Seelze. .Das Papier gibt Aufschluss darüber, wie es in der Obentrautstadt aussieht. Die Verwaltung hat die Stadt in die Planungsgebiete West (Gümmer, Lohnde, Dedensen), Süd (Almhorst, Döteberg, Kirchwehren, Lathwehren) und Ost (Harenberg, Velber) eingeteilt. Die beiden großen Stadtteile Seelze und Letter werden als eigenständige Gebiete geführt. Besonders im Krippenbereich ist die Situation relativ eindeutig: Während Seelze einen theoretischen Überschuss von 31 Plätzen hat, gibt es in allen übrigen Planungsgebieten zu wenig Plätze.

Deshalb will die Stadt die Schaffung von zusätzlichen Krippengruppen für Velber/Harenberg und Letter prüfen. Vorgesehen ist unter anderem auch, weitere Tagespflegeplätze durch verstärkte Werbung und Qualifizierung entsprechenden Personals zu schaffen. Nicht zuletzt soll der Bedarfsplan für das Kindergartenjahr 2017/2018 überprüft und fortgeschrieben werden.

Die Bezeichnung 2015/2016 sei im Grunde nicht richtig, es müsste 2016/2017 heißen, kritisierte Johannes Seifert (SPD) den Bedarfsplan. „Denn wir finden keine Antworten auf dringende Fragen bis August 2015“, sagte er.
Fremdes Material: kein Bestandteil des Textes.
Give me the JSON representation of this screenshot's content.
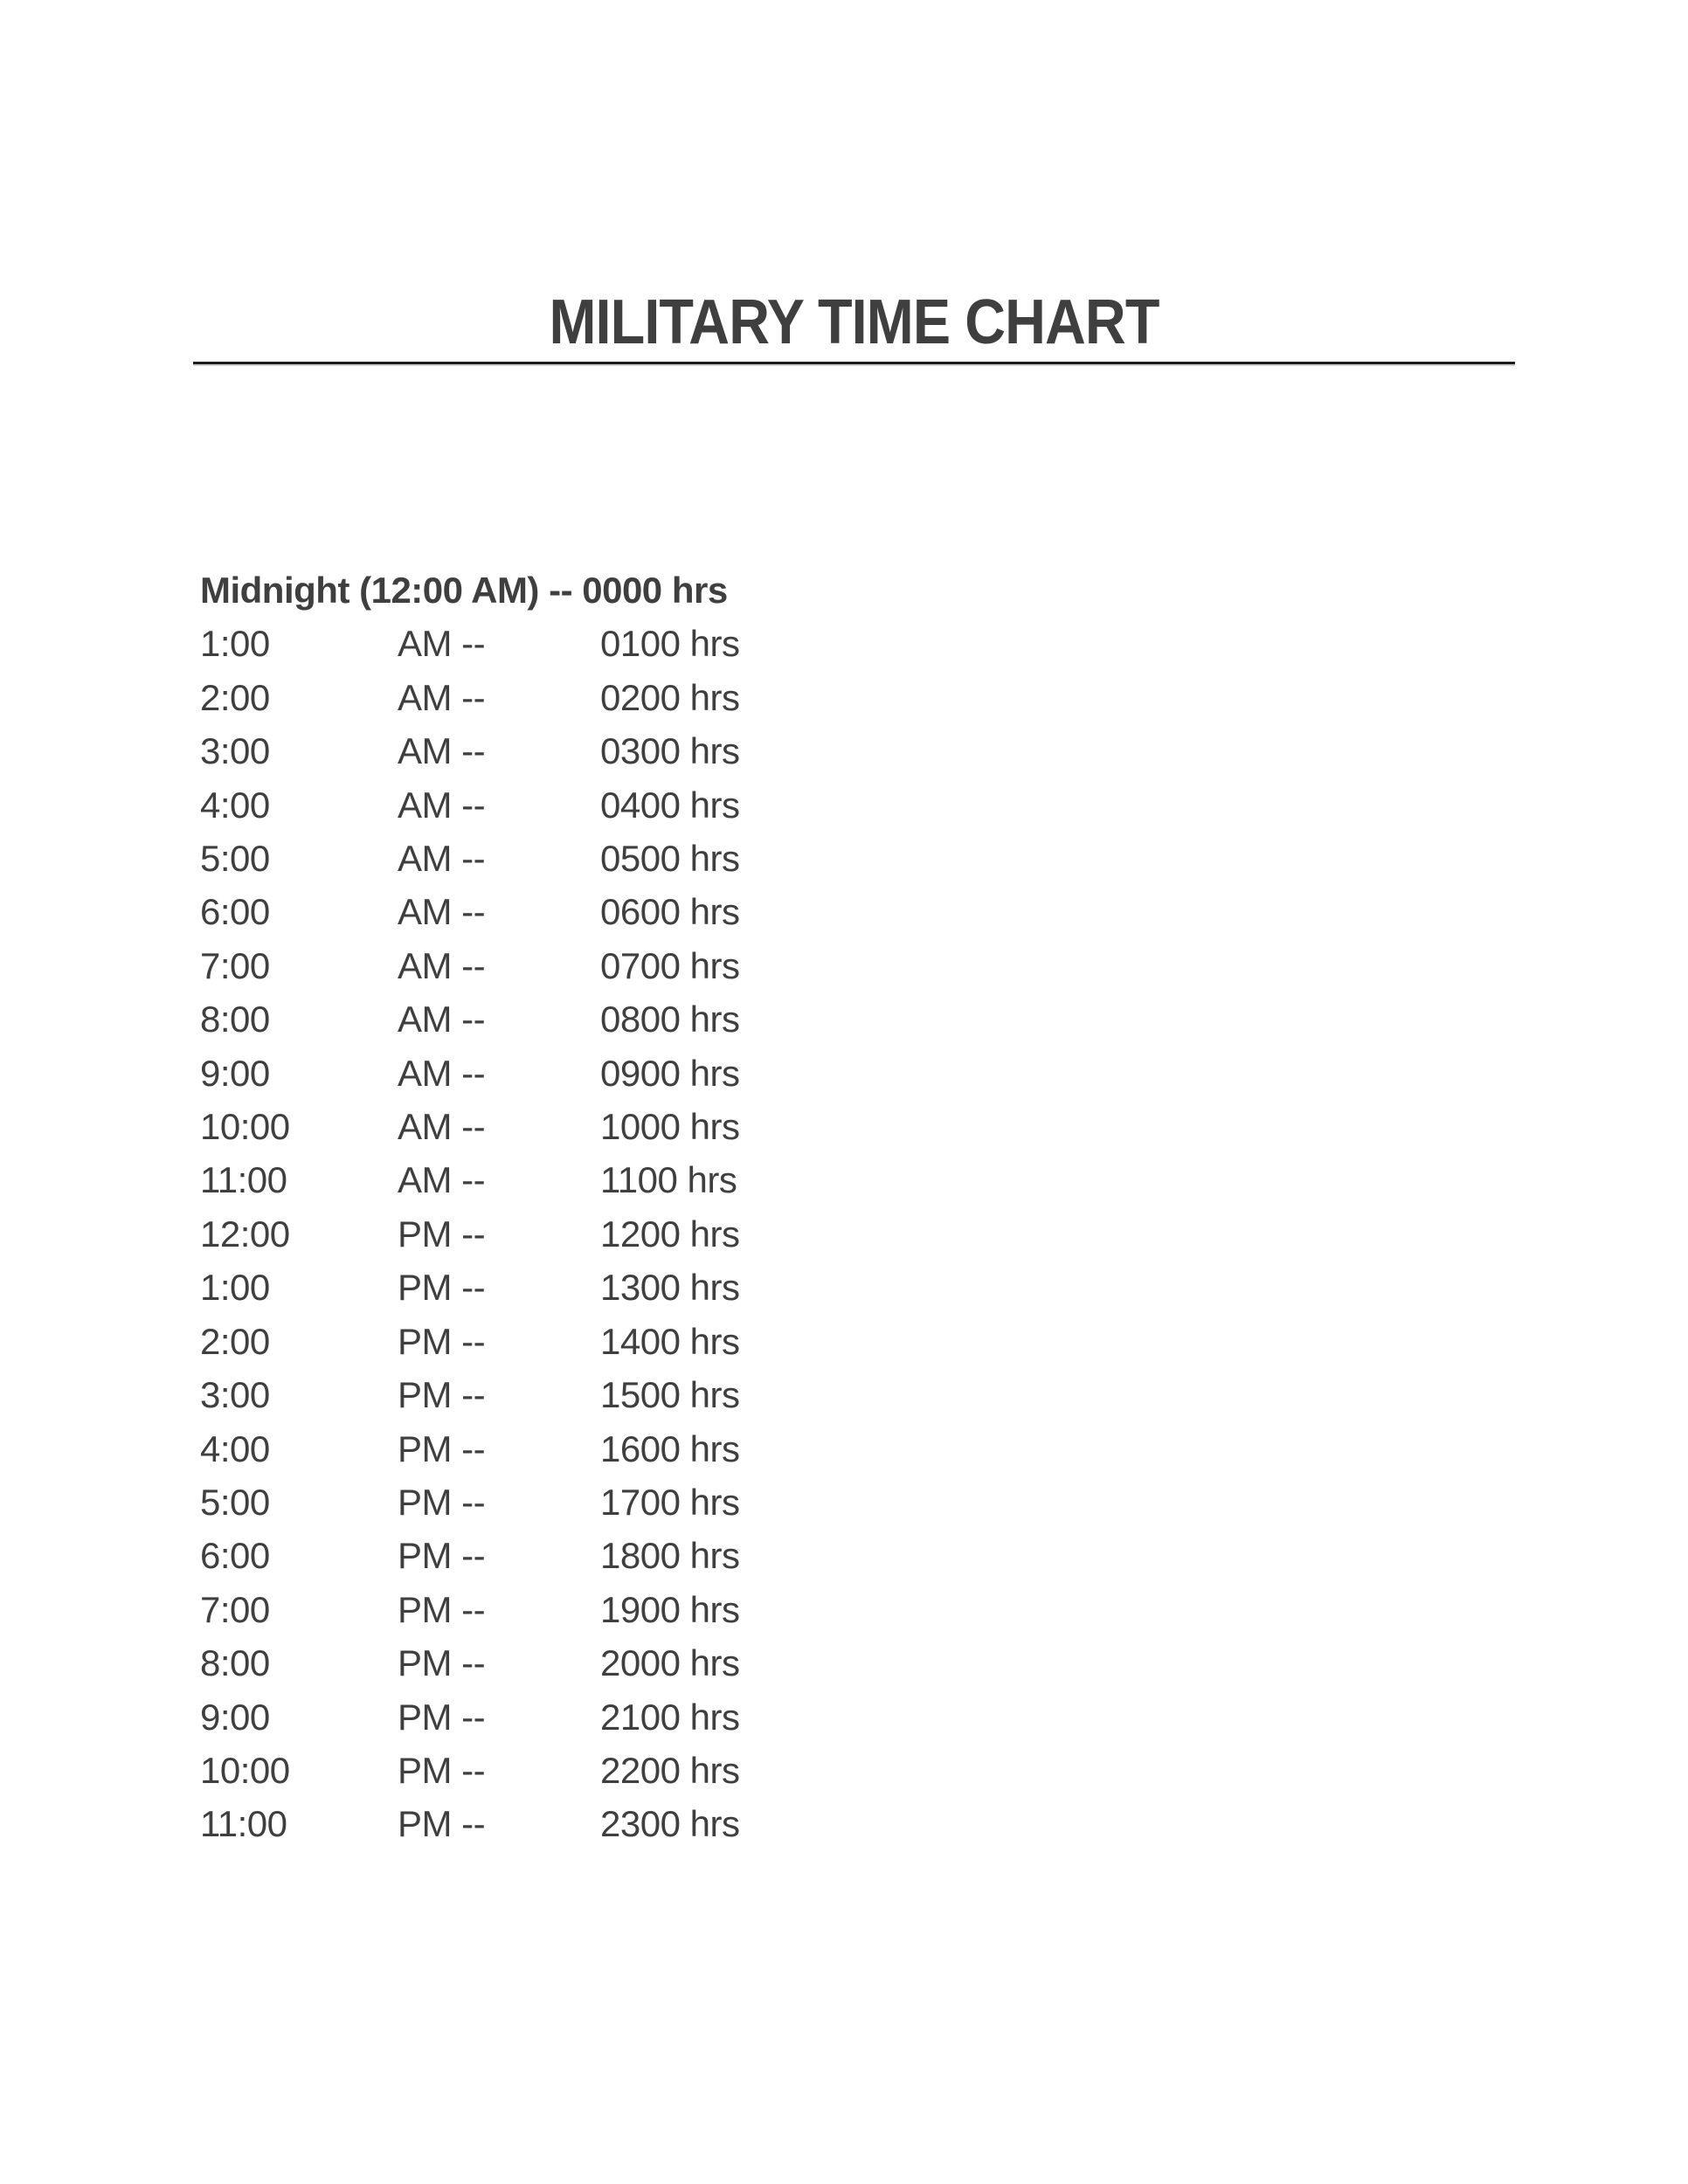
{
  "title": "MILITARY TIME CHART",
  "midnight_line": "Midnight (12:00 AM) -- 0000 hrs",
  "rows": [
    {
      "time": "1:00",
      "period": "AM",
      "dash": "--",
      "military": "0100 hrs"
    },
    {
      "time": "2:00",
      "period": "AM",
      "dash": "--",
      "military": "0200 hrs"
    },
    {
      "time": "3:00",
      "period": "AM",
      "dash": "--",
      "military": "0300 hrs"
    },
    {
      "time": "4:00",
      "period": "AM",
      "dash": "--",
      "military": "0400 hrs"
    },
    {
      "time": "5:00",
      "period": "AM",
      "dash": "--",
      "military": "0500 hrs"
    },
    {
      "time": "6:00",
      "period": "AM",
      "dash": "--",
      "military": "0600 hrs"
    },
    {
      "time": "7:00",
      "period": "AM",
      "dash": "--",
      "military": "0700 hrs"
    },
    {
      "time": "8:00",
      "period": "AM",
      "dash": "--",
      "military": "0800 hrs"
    },
    {
      "time": "9:00",
      "period": "AM",
      "dash": "--",
      "military": "0900 hrs"
    },
    {
      "time": "10:00",
      "period": "AM",
      "dash": "--",
      "military": "1000 hrs"
    },
    {
      "time": "11:00",
      "period": "AM",
      "dash": "--",
      "military": "1100 hrs"
    },
    {
      "time": "12:00",
      "period": "PM",
      "dash": "--",
      "military": "1200 hrs"
    },
    {
      "time": "1:00",
      "period": "PM",
      "dash": "--",
      "military": "1300 hrs"
    },
    {
      "time": "2:00",
      "period": "PM",
      "dash": "--",
      "military": "1400 hrs"
    },
    {
      "time": "3:00",
      "period": "PM",
      "dash": "--",
      "military": "1500 hrs"
    },
    {
      "time": "4:00",
      "period": "PM",
      "dash": "--",
      "military": "1600 hrs"
    },
    {
      "time": "5:00",
      "period": "PM",
      "dash": "--",
      "military": "1700 hrs"
    },
    {
      "time": "6:00",
      "period": "PM",
      "dash": "--",
      "military": "1800 hrs"
    },
    {
      "time": "7:00",
      "period": "PM",
      "dash": "--",
      "military": "1900 hrs"
    },
    {
      "time": "8:00",
      "period": "PM",
      "dash": "--",
      "military": "2000 hrs"
    },
    {
      "time": "9:00",
      "period": "PM",
      "dash": "--",
      "military": "2100 hrs"
    },
    {
      "time": "10:00",
      "period": "PM",
      "dash": "--",
      "military": "2200 hrs"
    },
    {
      "time": "11:00",
      "period": "PM",
      "dash": "--",
      "military": "2300 hrs"
    }
  ],
  "colors": {
    "background": "#ffffff",
    "text": "#3f3f3f",
    "underline": "#1b1b1b",
    "underline_shadow": "#cfcfcf"
  }
}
In dieser kurzen Zeit könnten unmöglich Verbesserungen für die Versorgung mit Krippen- und Kindergartenplätzen beispielsweise für die südlichen Stadtteile auf den Weg gebracht werden. Die Politik müsse auch über flexible Betreuungsformen nachdenken. Es fehlten zudem Angaben über die zuverlässige Gewährleistung der Kinderbetreuung, sagte Seifert.

Die ehrenamtlichen Kommunalpolitiker müssten rechtzeitig in die Planungen einbezogen werden, um fundierte Entscheidungen treffen zu können. Dafür müsse die Verwaltung künftig die Daten rechtzeitig vorlegen.